A guard and healthcare worker from a medical clinic adjacent to the checkpoint found the woman in the middle of the night, seeming quite ill and sedated. They put her in bed and treated her with intravenous fluids.

They told Amnesty International a Mauritanian soldier from the checkpoint twice visited the clinic later that night to ask where the woman was.

In the morning, when she had recovered enough to speak coherently, the woman told the healthcare worker that she believed she had been raped.

Medical staff at a local hospital carried out tests on the victim and told Amnesty International that they found evidence of drugging and sexual violence, including semen. They treated the woman with emergency contraception and anti-HIV medication.

Authorities in Bambari carried out a formal criminal investigation of the case, which, according to the local prosecutor, was the first such investigation involving UN troops.

Although there has been a continuing stream of well-documented allegations of rape involving UN troops in Bambari, particularly troops from the Democratic Republic of Congo, no other cases have resulted in criminal investigations.

While Amnesty International was present in Bambari at the beginning of October, the victim and witnesses came forward to give statements to the police. The healthcare worker also identified the Mauritanian soldier who had visited the clinic in the middle of the night to look for the 19-year-old woman.
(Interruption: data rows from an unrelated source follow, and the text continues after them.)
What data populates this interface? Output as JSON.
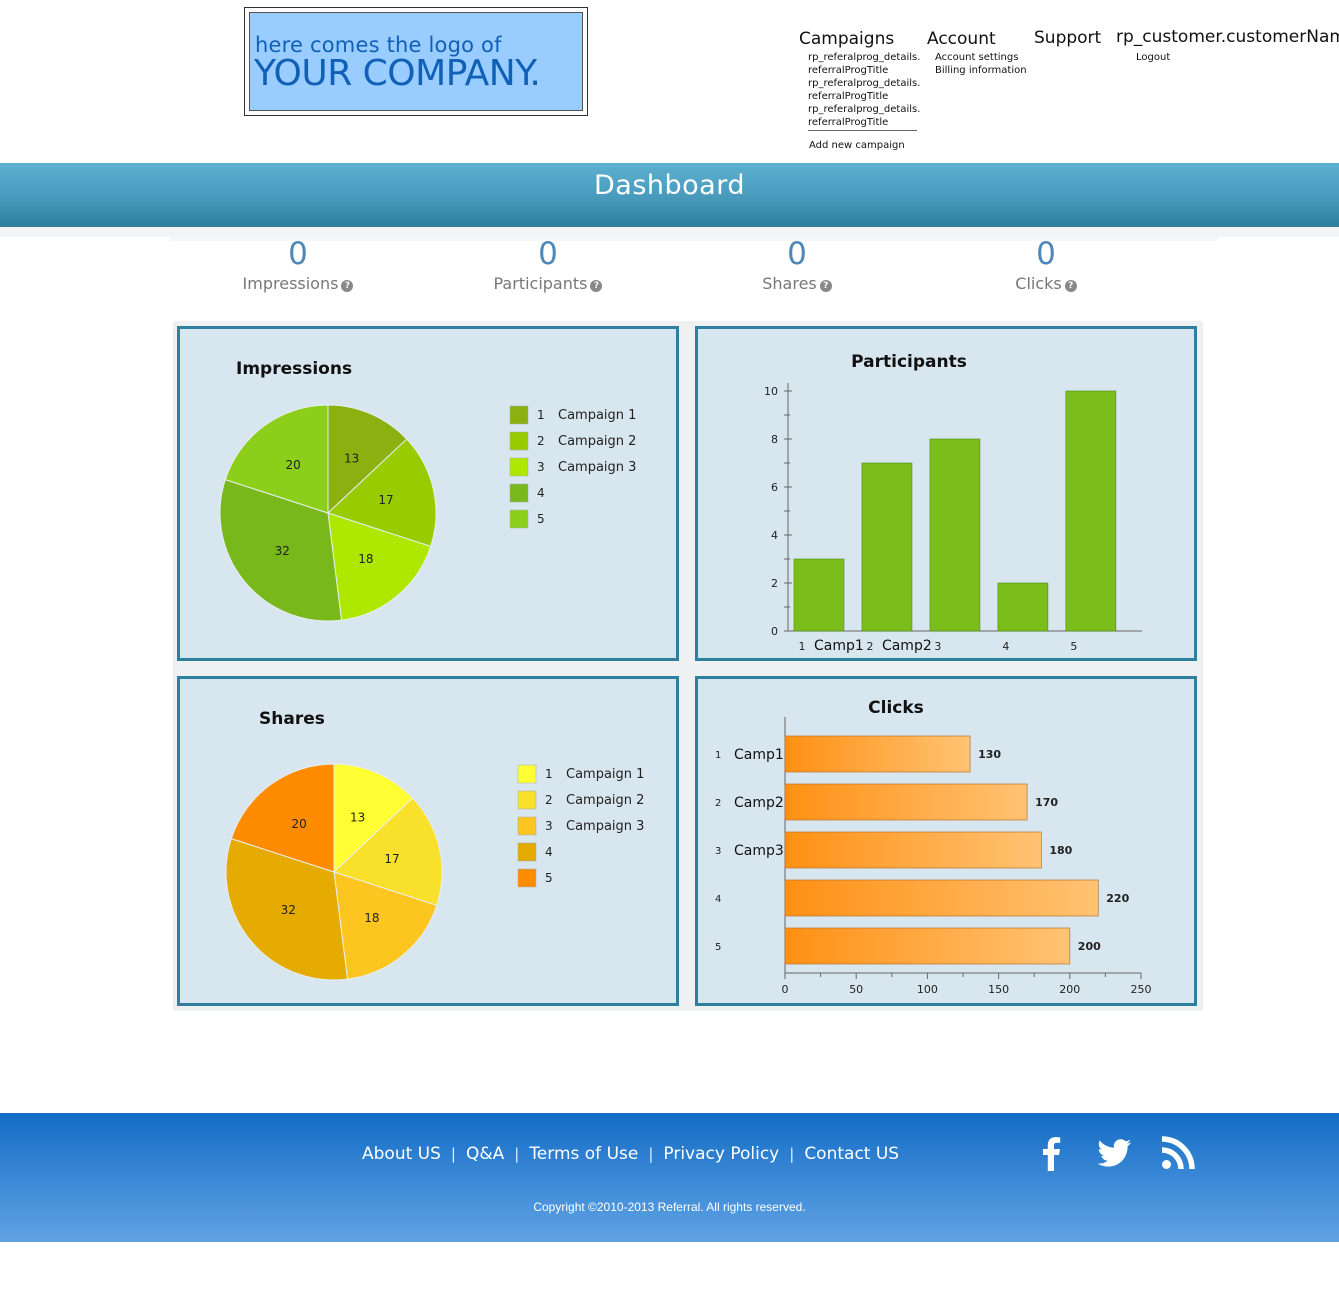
{
  "header": {
    "logo": {
      "line1": "here comes the logo of",
      "line2": "YOUR COMPANY."
    },
    "nav": {
      "campaigns": {
        "label": "Campaigns",
        "items": [
          "rp_referalprog_details.",
          "referralProgTitle",
          "rp_referalprog_details.",
          "referralProgTitle",
          "rp_referalprog_details.",
          "referralProgTitle"
        ],
        "add_new": "Add new campaign"
      },
      "account": {
        "label": "Account",
        "items": [
          "Account settings",
          "Billing information"
        ]
      },
      "support": {
        "label": "Support"
      },
      "user": {
        "label": "rp_customer.customerName",
        "logout": "Logout"
      }
    }
  },
  "banner": {
    "title": "Dashboard"
  },
  "stats": [
    {
      "value": "0",
      "label": "Impressions"
    },
    {
      "value": "0",
      "label": "Participants"
    },
    {
      "value": "0",
      "label": "Shares"
    },
    {
      "value": "0",
      "label": "Clicks"
    }
  ],
  "help_icon": "?",
  "colors": {
    "accent": "#2f7f9e",
    "impressions_slices": [
      "#8ab10f",
      "#99cc00",
      "#aee800",
      "#78b81a",
      "#8ccf1a"
    ],
    "shares_slices": [
      "#ffff33",
      "#f9e02a",
      "#fcc51f",
      "#e6ab00",
      "#ff8c00"
    ],
    "participants_bar": "#7bbd1a",
    "clicks_bar_start": "#ff9014",
    "clicks_bar_end": "#ffc373"
  },
  "charts": {
    "impressions": {
      "type": "pie",
      "title": "Impressions",
      "values": [
        13,
        17,
        18,
        32,
        20
      ],
      "legend": [
        {
          "num": "1",
          "name": "Campaign 1"
        },
        {
          "num": "2",
          "name": "Campaign 2"
        },
        {
          "num": "3",
          "name": "Campaign 3"
        },
        {
          "num": "4",
          "name": ""
        },
        {
          "num": "5",
          "name": ""
        }
      ]
    },
    "participants": {
      "type": "bar",
      "title": "Participants",
      "categories": [
        "1",
        "2",
        "3",
        "4",
        "5"
      ],
      "category_names": [
        "Camp1",
        "Camp2",
        "",
        "",
        ""
      ],
      "values": [
        3,
        7,
        8,
        2,
        10
      ],
      "ylim": [
        0,
        10
      ],
      "yticks": [
        0,
        2,
        4,
        6,
        8,
        10
      ]
    },
    "shares": {
      "type": "pie",
      "title": "Shares",
      "values": [
        13,
        17,
        18,
        32,
        20
      ],
      "legend": [
        {
          "num": "1",
          "name": "Campaign 1"
        },
        {
          "num": "2",
          "name": "Campaign 2"
        },
        {
          "num": "3",
          "name": "Campaign 3"
        },
        {
          "num": "4",
          "name": ""
        },
        {
          "num": "5",
          "name": ""
        }
      ]
    },
    "clicks": {
      "type": "bar",
      "orientation": "horizontal",
      "title": "Clicks",
      "categories": [
        "1",
        "2",
        "3",
        "4",
        "5"
      ],
      "category_names": [
        "Camp1",
        "Camp2",
        "Camp3",
        "",
        ""
      ],
      "values": [
        130,
        170,
        180,
        220,
        200
      ],
      "xlim": [
        0,
        250
      ],
      "xticks": [
        0,
        50,
        100,
        150,
        200,
        250
      ]
    }
  },
  "footer": {
    "links": [
      "About  US",
      "Q&A",
      "Terms of Use",
      "Privacy Policy",
      "Contact US"
    ],
    "separator": "|",
    "copyright": "Copyright ©2010-2013 Referral. All rights reserved.",
    "social": [
      "facebook-icon",
      "twitter-icon",
      "rss-icon"
    ]
  }
}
Local workers who visited the site of the incident very early in the morning said that they saw condoms and condom wrappers at the exact location of the alleged rape. Later that morning, the police photographed at least one condom wrapper there, as well as traces of a material that was believed to have come from the boots of Mauritanian soldiers.

The local prosecutor in Bambari has forwarded the case to the country’s attorney general for diplomatic action. Although UN troops enjoy immunity from domestic criminal prosecution, troop-contributing countries have a duty to investigate and prosecute crimes by their troops.

At a press conference held in Bangui yesterday, local authorities reportedly denounced the larger problem of sexual abuse by UN peacekeeping troops.

“This is a crucial test case for UN peacekeeping,” said Joanne Mariner.

“Given its stated zero tolerance policy, we expect the UN to take this case extremely seriously, and to take vigorous action to ensure that the Mauritanian authorities do the same. Its response to this case will be closely scrutinized.”

At a meeting with Amnesty International last week, Parfait Onanga-Anyanga, the head of MINUSCA, emphasized that the UN was taking the allegations very seriously, and had immediately dispatched a team of investigators to Bambari. He promised that the UN would take decisive action if the allegations were found to be substantiated.

The 19-year-old victim told Amnesty International that she wanted the UN to investigate the crime, and that she wanted the perpetrators to go to prison. She said that just as she had willingly given a formal statement to the local police, she was prepared to recount the entire incident to UN and/or Mauritanian investigators.

Background

An Amnesty International researcher in Bambari interviewed 11 people with direct knowledge of the case, including the victim, members of her family, medical staff who cared for her, witnesses who visited the site of the alleged rape early that morning, and local police and prosecutorial authorities.

On several previous occasions, Amnesty International has documented allegations of rape and sexual violence by MINUSCA and other peacekeepers in CAR, including the rape of a 12-year-old girl in Bangui in August 2015.